When a Prime Minister makes an undertaking and gives his or her word on fundamental matters of principle it is expected to be taken seriously, for solemn pledges ought to be bankable instruments deposited on behalf of the citizenry.
At least, that is the principle to which 23 years ago, the late Michael Manley insisted the then Jamaican Prime Minister, Edward Seaga, adhere, by honouring his undertaking not to hold general elections on an old voters' register, which Mr. Manley and his People's National Party felt would disfranchise up to 150,000 voters.
When Mr. Seaga preferred to seize on what was politically opportune and went ahead with the election, Mr. Manley led his party into a boycott, a decision that kept the current Prime Minister, Portia Simpson Miller, out of Parliament for eight years.
We recall this issue because we believe in the principle that the people they serve should be able to trust the word of political leaders in general and those of Prime Ministers in particular. Solemn pledges are just that - solemn pledges.
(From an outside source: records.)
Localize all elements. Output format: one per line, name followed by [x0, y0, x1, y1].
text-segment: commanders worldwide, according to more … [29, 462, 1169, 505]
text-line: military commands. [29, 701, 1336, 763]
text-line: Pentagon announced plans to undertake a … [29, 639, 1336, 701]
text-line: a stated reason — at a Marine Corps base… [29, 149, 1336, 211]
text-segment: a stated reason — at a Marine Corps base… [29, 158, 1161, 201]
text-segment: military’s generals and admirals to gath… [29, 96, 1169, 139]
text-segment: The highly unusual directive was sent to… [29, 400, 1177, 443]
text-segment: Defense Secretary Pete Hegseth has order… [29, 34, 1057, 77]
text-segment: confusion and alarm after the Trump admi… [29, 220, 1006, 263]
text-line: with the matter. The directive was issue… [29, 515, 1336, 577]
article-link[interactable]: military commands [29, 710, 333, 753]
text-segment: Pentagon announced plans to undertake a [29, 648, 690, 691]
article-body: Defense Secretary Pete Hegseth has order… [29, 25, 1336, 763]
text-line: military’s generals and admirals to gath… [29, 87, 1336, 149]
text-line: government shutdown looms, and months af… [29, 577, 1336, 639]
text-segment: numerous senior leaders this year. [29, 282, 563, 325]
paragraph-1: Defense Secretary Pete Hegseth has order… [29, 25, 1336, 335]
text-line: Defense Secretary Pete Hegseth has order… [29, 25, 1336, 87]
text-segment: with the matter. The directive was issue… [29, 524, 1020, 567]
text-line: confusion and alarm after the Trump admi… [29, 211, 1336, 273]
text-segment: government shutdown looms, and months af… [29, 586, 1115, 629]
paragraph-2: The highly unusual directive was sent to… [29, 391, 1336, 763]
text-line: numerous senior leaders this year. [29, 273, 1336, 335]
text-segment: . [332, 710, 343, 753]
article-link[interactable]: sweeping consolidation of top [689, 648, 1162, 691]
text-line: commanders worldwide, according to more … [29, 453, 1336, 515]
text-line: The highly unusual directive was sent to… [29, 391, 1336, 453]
So, when the Prime Minister announced that she had instructed her party to give back money to a foreign donor whose contribution has left a nasty aftertaste in the mouths of the people, we expect it to be done, by all transparent and legal means. And, we expect the Prime Minister, as Prime Minister, as well as the party leader to know about it, insisting that her instructions be executed in a timely manner.
This is not a matter - in this case paying back the $31 million, which the PNP received from the Dutch commodity company, Trafigura Beheer - for which the Prime Minister can be afforded plausible deniability. The principles at stake in this issue were, and are, too important for her not to know and to want to know.
We expect the Prime Minister to ensure that her party get on with carrying out her instructions, which up to last Wednesday had not been fulfilled.
It is more than three months too since a chastened Mrs. Simpson Miller gave us her solemn pledge that the money would be sent back. A week ago, the PNP's general secretary, Donald Buchanan, told this newspaper it had not yet happened, but that the PNP officers responsible (which ones we do not know) had assured that the transaction was "almost complete". We have been there before.
It would be a shame if the PNP, faced with such a fundamental matter of principle, is incapable of cobbling together $31 million to give back to Trafigura. If that is the case, serious questions must be asked about the PNP as an institution, its capacity to manage its affairs and whether this speaks of its ability to deliver the personnel to manage the affairs of state.
Or, is it reasonable to assume that the PNP is finding it difficult to determine to whom or from whom the money should be returned in the face of Trafigura's initial suggestion that the money was for services provided by a Jamaican outfit.
The PNP needs to come clean, for we take the PM's solemn pledge as just that - a solemn pledge.